Okay, Rome, I think I have a crush on you. It's hard not to fall for such a historic and lively city and I know everything looks better in the summer. Still I thought I could resist. I still have a thing for Chicago and I was just starting to see Boston in a different light.

Rome has a certain inherent romance that is impossible to ignore in the summer. It's not that I get to eating gelato in an old square. It's that I am eating gelato in a square where a theologian was burned at the stake for speaking out against the Christian faith. I don't just read a book in the park, I read a book underneath fragrant orange trees in the shade of an 8th century church in a park overlooking the city. A leisurely bike ride outside the city is actually a bike ride along the Appian Way past the catacombs and farmers' fields of ancient Rome.

Rome is also the most welcoming city I have ever visited. It is a small but important thing that I get asked (in Italian) for directions almost every day. I am not singled out or shunned because I look northamerican. People seem to think I belong in this city. And they don't mind so much that my Italian is broken and that I subsitute Spanish and English for anything I don't know in Italian.

It also doesn't hurt that I am tan and relaxed for the first time in ages and that I have effectively put the stress of my schoolling and career on pause for a few months. This is the much needed vacation after an unfullfilling and emotionally draining year.

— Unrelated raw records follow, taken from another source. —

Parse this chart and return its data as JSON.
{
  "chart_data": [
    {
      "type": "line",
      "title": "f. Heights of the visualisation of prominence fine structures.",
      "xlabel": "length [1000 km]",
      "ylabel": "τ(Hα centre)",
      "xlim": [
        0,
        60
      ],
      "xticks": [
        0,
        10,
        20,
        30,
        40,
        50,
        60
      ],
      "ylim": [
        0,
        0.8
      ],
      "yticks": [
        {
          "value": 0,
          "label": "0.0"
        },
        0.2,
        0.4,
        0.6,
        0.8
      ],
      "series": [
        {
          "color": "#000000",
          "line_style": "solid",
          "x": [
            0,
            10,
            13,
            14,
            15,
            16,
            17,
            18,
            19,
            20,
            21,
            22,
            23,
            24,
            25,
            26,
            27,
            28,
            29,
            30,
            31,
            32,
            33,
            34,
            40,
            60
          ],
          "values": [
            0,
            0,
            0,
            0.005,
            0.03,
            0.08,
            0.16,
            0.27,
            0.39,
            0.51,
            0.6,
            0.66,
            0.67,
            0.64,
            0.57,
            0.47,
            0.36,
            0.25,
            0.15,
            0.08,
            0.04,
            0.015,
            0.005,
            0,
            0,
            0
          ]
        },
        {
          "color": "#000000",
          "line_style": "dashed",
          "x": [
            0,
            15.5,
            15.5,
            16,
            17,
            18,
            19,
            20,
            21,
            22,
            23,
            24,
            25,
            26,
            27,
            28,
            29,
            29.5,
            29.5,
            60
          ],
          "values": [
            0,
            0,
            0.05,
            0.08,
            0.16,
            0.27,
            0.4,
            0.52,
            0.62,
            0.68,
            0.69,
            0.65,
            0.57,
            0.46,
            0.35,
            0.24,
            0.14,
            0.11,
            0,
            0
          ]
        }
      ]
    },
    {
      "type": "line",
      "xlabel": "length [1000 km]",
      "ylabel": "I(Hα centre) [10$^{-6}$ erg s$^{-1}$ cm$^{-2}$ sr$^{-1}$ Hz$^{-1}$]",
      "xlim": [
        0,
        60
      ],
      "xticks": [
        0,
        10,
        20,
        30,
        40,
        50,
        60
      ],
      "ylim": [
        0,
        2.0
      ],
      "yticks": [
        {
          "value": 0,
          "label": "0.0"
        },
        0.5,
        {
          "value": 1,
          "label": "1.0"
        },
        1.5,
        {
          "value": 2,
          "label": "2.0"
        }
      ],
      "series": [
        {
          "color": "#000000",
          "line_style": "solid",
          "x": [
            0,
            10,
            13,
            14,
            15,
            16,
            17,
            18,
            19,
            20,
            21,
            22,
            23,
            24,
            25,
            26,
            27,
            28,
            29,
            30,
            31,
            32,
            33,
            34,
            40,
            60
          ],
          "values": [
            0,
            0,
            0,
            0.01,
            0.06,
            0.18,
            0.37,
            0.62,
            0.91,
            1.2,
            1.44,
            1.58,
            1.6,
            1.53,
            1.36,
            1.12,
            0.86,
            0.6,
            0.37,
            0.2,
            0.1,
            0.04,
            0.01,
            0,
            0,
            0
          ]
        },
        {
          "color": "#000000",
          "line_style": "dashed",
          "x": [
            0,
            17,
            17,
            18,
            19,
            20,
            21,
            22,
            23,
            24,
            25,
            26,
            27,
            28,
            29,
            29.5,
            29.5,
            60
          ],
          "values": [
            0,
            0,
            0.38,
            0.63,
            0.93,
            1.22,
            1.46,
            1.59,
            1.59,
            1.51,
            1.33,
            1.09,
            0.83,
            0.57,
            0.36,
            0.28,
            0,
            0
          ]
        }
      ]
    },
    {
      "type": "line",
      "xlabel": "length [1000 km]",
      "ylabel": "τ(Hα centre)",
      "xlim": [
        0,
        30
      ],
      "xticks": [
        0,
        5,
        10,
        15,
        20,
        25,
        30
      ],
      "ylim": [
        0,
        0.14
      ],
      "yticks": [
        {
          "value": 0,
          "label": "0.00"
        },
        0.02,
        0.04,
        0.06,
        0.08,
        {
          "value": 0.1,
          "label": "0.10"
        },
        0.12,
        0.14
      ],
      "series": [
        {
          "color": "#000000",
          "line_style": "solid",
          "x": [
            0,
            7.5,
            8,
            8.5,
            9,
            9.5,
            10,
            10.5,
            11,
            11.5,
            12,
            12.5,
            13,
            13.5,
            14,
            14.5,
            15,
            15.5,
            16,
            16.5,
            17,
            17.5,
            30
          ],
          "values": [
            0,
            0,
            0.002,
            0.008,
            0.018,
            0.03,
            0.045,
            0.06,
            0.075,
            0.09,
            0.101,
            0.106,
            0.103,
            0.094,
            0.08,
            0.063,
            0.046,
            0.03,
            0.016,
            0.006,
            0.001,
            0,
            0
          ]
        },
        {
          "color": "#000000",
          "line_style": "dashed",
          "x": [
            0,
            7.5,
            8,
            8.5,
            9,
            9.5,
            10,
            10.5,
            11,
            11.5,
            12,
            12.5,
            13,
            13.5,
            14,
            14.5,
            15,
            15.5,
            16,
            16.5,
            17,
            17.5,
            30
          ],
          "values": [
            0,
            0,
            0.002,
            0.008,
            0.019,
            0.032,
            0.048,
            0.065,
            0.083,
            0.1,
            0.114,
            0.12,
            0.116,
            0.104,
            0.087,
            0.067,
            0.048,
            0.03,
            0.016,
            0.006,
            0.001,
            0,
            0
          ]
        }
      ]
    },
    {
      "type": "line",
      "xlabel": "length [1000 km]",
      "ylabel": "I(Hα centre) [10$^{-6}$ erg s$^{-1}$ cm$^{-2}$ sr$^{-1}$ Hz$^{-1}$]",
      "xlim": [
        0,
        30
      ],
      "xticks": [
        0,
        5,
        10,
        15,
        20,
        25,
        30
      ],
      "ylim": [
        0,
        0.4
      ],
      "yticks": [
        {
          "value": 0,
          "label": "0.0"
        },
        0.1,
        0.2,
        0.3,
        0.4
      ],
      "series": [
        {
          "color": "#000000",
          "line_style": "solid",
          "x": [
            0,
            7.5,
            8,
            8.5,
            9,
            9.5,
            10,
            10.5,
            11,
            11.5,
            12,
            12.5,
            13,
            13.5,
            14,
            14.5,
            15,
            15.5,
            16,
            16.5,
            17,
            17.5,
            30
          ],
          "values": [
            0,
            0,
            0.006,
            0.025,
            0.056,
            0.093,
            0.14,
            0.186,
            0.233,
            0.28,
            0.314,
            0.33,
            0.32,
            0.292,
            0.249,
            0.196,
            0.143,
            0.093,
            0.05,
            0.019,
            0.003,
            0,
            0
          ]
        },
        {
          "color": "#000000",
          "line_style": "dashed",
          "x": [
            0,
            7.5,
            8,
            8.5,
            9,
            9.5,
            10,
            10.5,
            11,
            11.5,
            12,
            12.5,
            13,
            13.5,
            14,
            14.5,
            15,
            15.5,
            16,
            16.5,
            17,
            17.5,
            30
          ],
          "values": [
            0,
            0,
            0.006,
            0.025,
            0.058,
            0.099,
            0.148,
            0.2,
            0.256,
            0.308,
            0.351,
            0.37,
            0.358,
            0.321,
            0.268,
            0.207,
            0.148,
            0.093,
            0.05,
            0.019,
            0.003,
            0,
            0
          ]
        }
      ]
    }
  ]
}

Do I miss some things from the States? Of course. Do I wish certain people could share this wondeful summer with me? Definately. And maybe this summer wouldn't be so great if I weren't returning in the middle of August.

But, right now I am content to love this city.

Monday, July 2, 2007

Milan

I travelled to Milan this weekend to visit with a friend from grad school who happened to be passing through. These are my impressions: Milan has a lot of banks, an obscene number of high fashion clothing stores, too much kissing in public, and sidewalks too small for outdoor seating.

The only other tourist we saw were in frightenly large groups (30-40+) and I've decided that I should coin a term for tourists who travel in packs. Similar to a pride of lions and a murder of crows, an annoyance of tourists are groups of foreigners numbering more than 6 who travel, often on a chartered bus, to other countries armed with cameras, fanny packs, and sun visors who can be distinguished by their inability to speak the native language, their excessive pointing at monmuments, and their strange habit of following an umbrella or flag wielding leader.

Best moment of the trip: the guy in front of me waiting to get into the big cathedral was turned away because he was wearing (ugly) shorts. In Milan, even God has good fashion sense.